6.3 Actionable Recommendations¶

  1. Invest in Tech Support and Online Security adoption. These two add-ons have the largest impact on extending customer lifetime. Consider bundling them at signup or offering free trials to new customers.

  2. Target the first 6 months for retention interventions. With survival probability dropping to 69% by month 6, proactive outreach (e.g., satisfaction surveys, personalized offers) during this window could prevent the majority of churn events.
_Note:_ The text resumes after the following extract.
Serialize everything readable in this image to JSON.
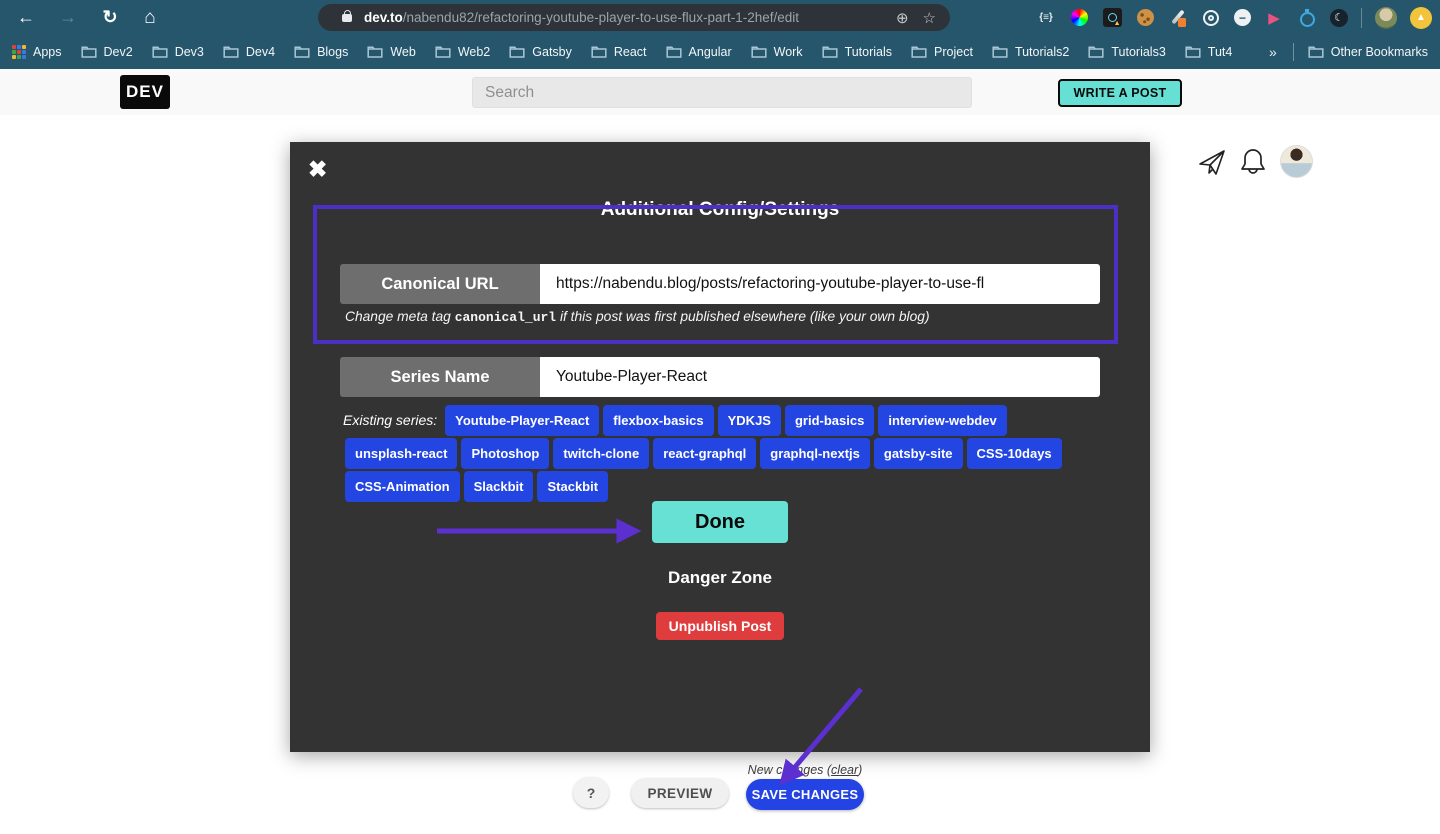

  3. Promote automatic payment enrollment. Customers on auto-pay (bank transfer or credit card) survive 2× longer. Incentivize auto-pay signup during onboarding.

  4. Investigate Fiber Optic churn drivers. The higher churn rate among Fiber Optic customers warrants qualitative research. Possible factors include service quality issues, price sensitivity, or competitor poaching.

  5. Use AFT-based CLV to set CAC budgets. The $236.78 (12-month) and $385.96 (24-month) thresholds provide data-driven ceilings for customer acquisition spending. Profiles with protective features (e.g., Online Security + Tech Support) would have higher CLV, justifying proportionally higher CAC.

  6. Consider time-varying Cox models or stratified models if the Cox PH framework is required (e.g., for regulatory reasons). Stratifying on internetService_DSL, onlineBackup_Yes, and techSupport_Yes would address the PH violations.